In this work, we study meson scattering in a (1+1)-dimensional $\mathbb{Z}_2$ lattice gauge theory coupled to staggered fermions. We develop a resource-efficient method to construct meson creation operators using the quantum subspace expansion (QSE), achieving higher fidelity than previous VQE-based approaches. The meson wave packets are constructed using these operators, and time evolution of the scattering process is simulated using Trotterized quantum circuits. By the classical simulation, we observed both elastic and inelastic scattering processes with rich physical phenomena, including the new particle production, entanglement entropy growth, and longer flux string generation and breaking.

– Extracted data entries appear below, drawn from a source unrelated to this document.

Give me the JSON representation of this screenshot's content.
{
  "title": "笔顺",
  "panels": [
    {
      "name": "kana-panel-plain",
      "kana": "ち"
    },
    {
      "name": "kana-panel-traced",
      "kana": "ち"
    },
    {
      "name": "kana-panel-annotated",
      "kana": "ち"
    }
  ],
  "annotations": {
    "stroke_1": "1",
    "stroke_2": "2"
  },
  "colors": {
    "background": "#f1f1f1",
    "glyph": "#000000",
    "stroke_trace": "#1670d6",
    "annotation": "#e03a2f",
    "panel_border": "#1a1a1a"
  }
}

Furthermore, we propose an efficient quantum circuit decomposition for meson wave packet preparation based on Givens rotations, significantly reducing the circuit depth from $\mathcal{O}(L^3)$ to $\mathcal{O}(L)$ and CNOT gates from $\mathcal{O}(L^3)$ to $\mathcal{O}(L^2)$ compared to previous methods, where $L$ is the system size. Our results provide a concrete pathway for simulating inelastic meson scattering on near-term quantum devices and offer new insights into meson dynamics in confining gauge theories.